Mesenchymal stem cell-derived exosomes regulate the polarization and inflammatory response of macrophages via miR-21-5p to promote repair after myocardial reperfusion injury

BACKGROUND: Myocardial ischemia-reperfusion injury is a type of myocardial ischemia that has a significant impact on patients’ health. We aimed to explore the protective effect of mesenchymal stem cell-derived exosomes (MSC-EXOs) on myocardial ischemia-reperfusion injury and their specific mechanism. METHODS: The effects of MSC-EXOs on myocardial ischemia-reperfusion injury were recorded. An enzyme-linked immunosorbent assay (ELISA) was used to determine the levels of IL-6 and IL-10 in mouse myocardial tissue or culture supernatant. Co-cultured MSC-EXOs and RAW264.7 cells were used to study the effect of MSC-EXOs on the polarization of macrophages at the cellular level. The ratio of M1 and M2 macrophages were detected by flow cytometry, and RT-qPCR detected the mRNA expression levels of corresponding markers. After transfection with miR-21-5p inhibitors or mimics, flow cytometry and RT-qPCR experiments were performed to explore the specific role of MSC-EXOs in macrophage polarization. RESULTS: After injection of MSC-EXOs, the mRNA expression of M1 macrophage markers (iNOS, IL-1β, IL-6, and TNFα) in the myocardial tissue of model mice was significantly reduced (P<0.05), and the mRNA expression of M2 macrophage markers was significantly increased (P<0.05). The injection also reduced the inflammation response in the model mice (P<0.05). In the in vitro experiment, lipopolysaccharide (LPS) induced the inflammatory microenvironment. After MSC-EXOs were fixed in the cytoplasm of RAW264.7 cells, the level of IL-6 in the culture supernatant decreased (P<0.05), and the level of IL-10 increased (P<0.05). The addition of MSC-EXOs to LPS-induced RAW264.7 cells promoted their polarization toward the M2 phenotype and upregulated their marker expression levels (P<0.05).
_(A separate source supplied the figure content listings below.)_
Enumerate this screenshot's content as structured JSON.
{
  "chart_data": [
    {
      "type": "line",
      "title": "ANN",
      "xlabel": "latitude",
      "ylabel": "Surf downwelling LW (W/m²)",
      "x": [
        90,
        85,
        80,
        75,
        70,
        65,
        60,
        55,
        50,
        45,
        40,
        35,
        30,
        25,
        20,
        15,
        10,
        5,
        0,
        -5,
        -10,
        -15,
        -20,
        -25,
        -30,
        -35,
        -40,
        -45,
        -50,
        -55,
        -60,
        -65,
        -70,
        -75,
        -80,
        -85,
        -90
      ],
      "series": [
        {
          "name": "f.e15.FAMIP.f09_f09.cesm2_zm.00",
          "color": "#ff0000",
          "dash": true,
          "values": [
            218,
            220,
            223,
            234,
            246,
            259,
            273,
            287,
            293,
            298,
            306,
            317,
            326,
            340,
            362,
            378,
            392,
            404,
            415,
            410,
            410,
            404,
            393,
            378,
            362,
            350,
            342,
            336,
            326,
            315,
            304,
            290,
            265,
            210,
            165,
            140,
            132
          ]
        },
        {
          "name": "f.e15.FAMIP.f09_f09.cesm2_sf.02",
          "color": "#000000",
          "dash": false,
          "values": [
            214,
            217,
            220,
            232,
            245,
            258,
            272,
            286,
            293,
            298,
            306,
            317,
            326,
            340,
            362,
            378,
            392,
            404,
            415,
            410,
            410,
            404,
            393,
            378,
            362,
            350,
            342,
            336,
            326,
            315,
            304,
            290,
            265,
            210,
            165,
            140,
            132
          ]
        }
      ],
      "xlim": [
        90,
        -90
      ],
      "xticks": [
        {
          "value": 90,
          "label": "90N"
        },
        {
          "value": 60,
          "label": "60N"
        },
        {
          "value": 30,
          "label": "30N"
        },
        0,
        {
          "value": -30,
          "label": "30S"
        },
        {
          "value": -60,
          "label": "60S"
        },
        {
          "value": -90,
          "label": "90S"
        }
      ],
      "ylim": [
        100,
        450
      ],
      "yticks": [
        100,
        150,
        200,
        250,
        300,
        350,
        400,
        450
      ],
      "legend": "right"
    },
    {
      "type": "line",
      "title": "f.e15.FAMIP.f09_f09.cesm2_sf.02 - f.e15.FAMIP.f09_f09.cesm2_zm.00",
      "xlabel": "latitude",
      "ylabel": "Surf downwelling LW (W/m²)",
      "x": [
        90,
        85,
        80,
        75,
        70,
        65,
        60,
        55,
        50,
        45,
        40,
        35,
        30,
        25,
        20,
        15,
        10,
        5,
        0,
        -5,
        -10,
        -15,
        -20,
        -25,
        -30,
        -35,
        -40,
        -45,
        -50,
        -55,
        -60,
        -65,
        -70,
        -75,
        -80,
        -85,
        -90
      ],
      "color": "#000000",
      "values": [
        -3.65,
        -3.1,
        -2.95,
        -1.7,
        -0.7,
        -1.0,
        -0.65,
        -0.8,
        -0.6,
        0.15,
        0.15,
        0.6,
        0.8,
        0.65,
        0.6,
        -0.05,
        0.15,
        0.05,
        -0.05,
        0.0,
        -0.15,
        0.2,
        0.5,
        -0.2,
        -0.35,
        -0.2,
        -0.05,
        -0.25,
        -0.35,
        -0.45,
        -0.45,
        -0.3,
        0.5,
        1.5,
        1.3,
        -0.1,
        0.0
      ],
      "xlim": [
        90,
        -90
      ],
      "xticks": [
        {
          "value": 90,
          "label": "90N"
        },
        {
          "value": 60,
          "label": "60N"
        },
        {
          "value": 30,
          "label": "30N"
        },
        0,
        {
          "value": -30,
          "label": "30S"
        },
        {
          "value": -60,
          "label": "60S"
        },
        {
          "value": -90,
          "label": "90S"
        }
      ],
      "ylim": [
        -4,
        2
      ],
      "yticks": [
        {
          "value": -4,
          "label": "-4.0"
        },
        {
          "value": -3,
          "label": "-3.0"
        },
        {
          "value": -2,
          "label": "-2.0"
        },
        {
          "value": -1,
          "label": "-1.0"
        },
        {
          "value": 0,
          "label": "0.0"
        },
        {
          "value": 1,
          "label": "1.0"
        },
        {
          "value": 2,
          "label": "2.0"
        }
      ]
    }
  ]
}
Following inhibition of miR-21-5p in MSC cells, the EXOs were collected, and it was found that MSC-EXOs that inhibited the expression of miR-21-5p promoted LPS-induced polarization of RAW264.7 cells to the M1 phenotype and upregulated inflammation in the culture supernatant. Furthermore, transfection with miR-21-5p mimics promoted the polarization of RAW264.7 cells to the M2 phenotype and reduced the level of inflammatory factors in the culture supernatant. CONCLUSIONS: MSC-EXOs promote the polarization of macrophages to the M2 phenotype via miR-21-5p, thereby reducing inflammation and promoting heart repair.